Fa quindi un certo effetto leggere un suo scritto intitolato La Pace, appena ripubblicato da Mimesis a cura di Maurizio Guerri (pagg.96, euro 10). Si tratta di un breve saggio, concepito probabilmente nel 1941, quando l'Autore era a Parigi come ufficiale della Wehrmacht, rielaborato durante il 1943 e fatto circolare sotto forma di samizdat dopo la sconfitta tedesca a Jünger fu proibito dalle truppe di occupazione di pubblicare in Germania fino al 1949- per essere infine tradotto e stampato in Francia nel 1948 grazie a Banine e ad Armand Petitjean. Dedicato al «caro figlio Ernst Jünger, nato il 1° maggio 1926 e caduto il 29 novembre 1944 presso Carrara» questo manifesto è diviso in due parti: nella prima, intitolata La semina, vengono ricordate le innominabili sofferenze causate dalle due guerre mondiali, che per Jünger non sono che un'unica, grande guerra civile, mentre nella seconda, Il frutto, l'Autore si augura che questi sacrifici non siano vani, ma annuncino all'umanità un'era di pace universale. Detto questo, si illuderebbe chi immaginasse di poter inserire lo scrittore tedesco tra le schiere dei pacifisti arcobaleno: l'ammirazione per le virtù militari e per la figura del combattente non è affatto venuta meno; possiamo infatti leggere che «la guerra è la fucina dei popoli e dei cuori», indispensabile per uscire «dai travagli della nascita», affinché l'uomo conquisti una nuova forma. Forse un po' troppo ottimisticamente Jünger ritiene che la pace «incarnerà in pieno il senso del nostro tempo», e non importa a che prezzo tale obiettivo venga raggiunto: «è meglio combattere più a lungo, soffrire più a lungo piuttosto che fare ritorno al vecchio mondo. Che cadano pure le città se in esse non ci sono diritti e libertà, che crollino pure le cattedrali se al loro interno non è dato pregare».

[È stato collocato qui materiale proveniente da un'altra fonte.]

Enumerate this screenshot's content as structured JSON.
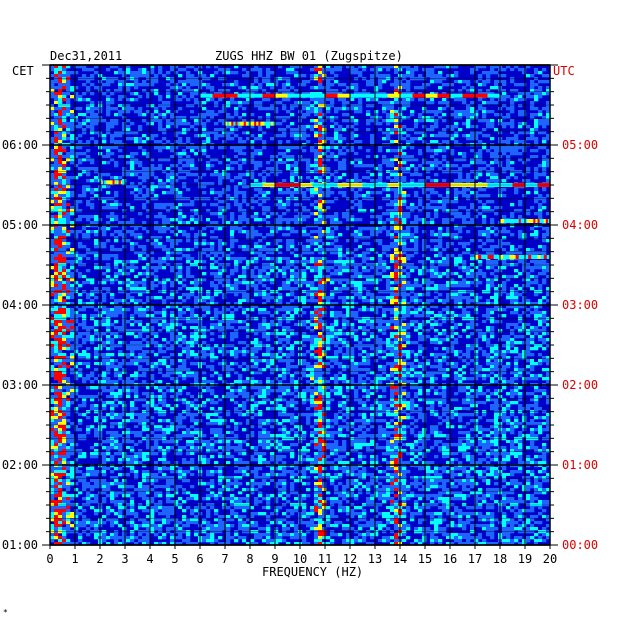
{
  "header": {
    "date": "Dec31,2011",
    "station": "ZUGS HHZ BW 01 (Zugspitze)"
  },
  "left_tz": "CET",
  "right_tz": "UTC",
  "corner_mark": "*",
  "chart_data": {
    "type": "heatmap",
    "xlabel": "FREQUENCY (HZ)",
    "xlim": [
      0,
      20
    ],
    "x_ticks": [
      "0",
      "1",
      "2",
      "3",
      "4",
      "5",
      "6",
      "7",
      "8",
      "9",
      "10",
      "11",
      "12",
      "13",
      "14",
      "15",
      "16",
      "17",
      "18",
      "19",
      "20"
    ],
    "time_range_cet_hours": [
      1,
      7
    ],
    "left_ticks": [
      "06:00",
      "05:00",
      "04:00",
      "03:00",
      "02:00",
      "01:00"
    ],
    "right_ticks": [
      "05:00",
      "04:00",
      "03:00",
      "02:00",
      "01:00",
      "00:00"
    ],
    "grid": true,
    "colors": {
      "low": "#0000c8",
      "mid": "#1e64ff",
      "high": "#00ffff",
      "higher": "#ffff00",
      "peak": "#ff0000",
      "grid": "#000000",
      "left_text": "#000000",
      "right_text": "#dd0000"
    },
    "persistent_lines_hz": [
      0.4,
      10.8,
      13.9
    ],
    "strong_events": [
      {
        "cet": "06:37",
        "hz_from": 6,
        "hz_to": 18
      },
      {
        "cet": "06:16",
        "hz_from": 7,
        "hz_to": 9
      },
      {
        "cet": "05:32",
        "hz_from": 2,
        "hz_to": 3
      },
      {
        "cet": "05:30",
        "hz_from": 8,
        "hz_to": 20
      },
      {
        "cet": "05:03",
        "hz_from": 18,
        "hz_to": 20
      },
      {
        "cet": "04:36",
        "hz_from": 17,
        "hz_to": 20
      }
    ]
  }
}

La pace augurata da Jünger è, quindi, di carattere spirituale, e per questo motivo non si può basare né sul diritto, né sulla ragione e nemmeno sulla volontà ma soltanto su una giustizia superiore, amministrata da un'entità spirituale che in Europa non può che essere la Chiesa, che ha protetto milioni di vite non abbandonandole nemmeno nell'ora della morte.

È compito, però, di ogni singolo individuo adoperarsi per la giustizia e, quindi per la pace: «la vera lotta che ci troviamo a combattere si rivela sempre più un conflitto tra le forze della distruzione e le forze della vita. In questa lotta i guerrieri di retto sentire stanno fianco a fianco, come gli antichi cavalieri. Quando ciò accadrà, la pace sarà duratura».